If your ex-boyfriend is pressuring your for an answer straight away, or before you are ready, then that should give you clarity enough that he doesn’t respect you or care how you feel, and you should walk away while you can.
Don’t Lash Out
You might actually feel incredibly hurt and degraded if your ex-boyfriend asks if you want to be friends with benefits. After everything you have been through together, he is reducing you down to just sex.
It is completely natural to feel angry, and nobody should tell you otherwise, but you should do your best to not lash out. This will only make matters worse, and it can just end up souring the relationship further.
Be the bigger person and rather move on without him. Make your peace with the fact that you have avoided a longer relationship with someone who doesn’t value you!
Manage Your Expectations
When deciding on whether or not to go through with the friends with benefits relationship, you need to do your best to manage your expectations.
It can be easy to romanticize the situation and hope that he will fall back in love with you and the two of you will ride off into the sunset together, but that is not likely to happen.
Once he has demoted you to friends with benefits, he doesn’t see you as a life-long partner. Either you are happy with just being friends with benefits and nothing more, or you need to walk away and find someone who values you more.
At The End Of The Day…
At the end of the day, you are an adult and can decide whether or not a friends-with-benefits situation works for you.

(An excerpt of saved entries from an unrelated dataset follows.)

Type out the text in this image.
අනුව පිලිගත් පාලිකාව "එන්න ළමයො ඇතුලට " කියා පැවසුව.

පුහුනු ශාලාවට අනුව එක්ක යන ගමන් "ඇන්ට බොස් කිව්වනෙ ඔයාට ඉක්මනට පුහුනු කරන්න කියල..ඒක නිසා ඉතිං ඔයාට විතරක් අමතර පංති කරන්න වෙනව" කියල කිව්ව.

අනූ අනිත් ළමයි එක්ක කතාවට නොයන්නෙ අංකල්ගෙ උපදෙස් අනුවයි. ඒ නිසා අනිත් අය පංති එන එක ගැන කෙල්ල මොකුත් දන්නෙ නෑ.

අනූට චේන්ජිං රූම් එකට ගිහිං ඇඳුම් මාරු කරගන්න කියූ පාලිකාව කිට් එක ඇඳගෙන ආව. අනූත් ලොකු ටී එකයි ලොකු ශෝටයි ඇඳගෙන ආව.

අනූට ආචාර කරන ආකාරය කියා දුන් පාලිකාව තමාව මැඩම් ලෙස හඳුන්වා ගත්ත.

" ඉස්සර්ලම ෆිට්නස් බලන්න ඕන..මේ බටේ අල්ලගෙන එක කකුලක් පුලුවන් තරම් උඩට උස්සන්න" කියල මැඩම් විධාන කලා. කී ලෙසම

However, if I were to look into my magic little 8-ball, I can tell you it won’t end well.
A guy that doesn’t want to date you but wants to keep you around for his sexual benefit is the definition of toxic.
And I get it. We all have needs. But why don’t you go out there and find someone who values YOU fully and not partially.
Exes should always stay in the past. They’ll just make it harder to move on and find the right person for you.
You won’t be able to notice the most amazing guy in the world because you’re caught up in a situationship.
And we all say we ‘don’t care’ and can handle it, but can you? Truly?
I’m self-aware enough to know I can’t have an open relationship or handle FWB’s.
Plus I want someone who I can build a life and future with. Someone with similar values. I don’t want to be caught up with a guy who doesn’t see my worth. Or, in this case, only see parts of it.
I think you deserve so much more. And I hope you’ll agree with me.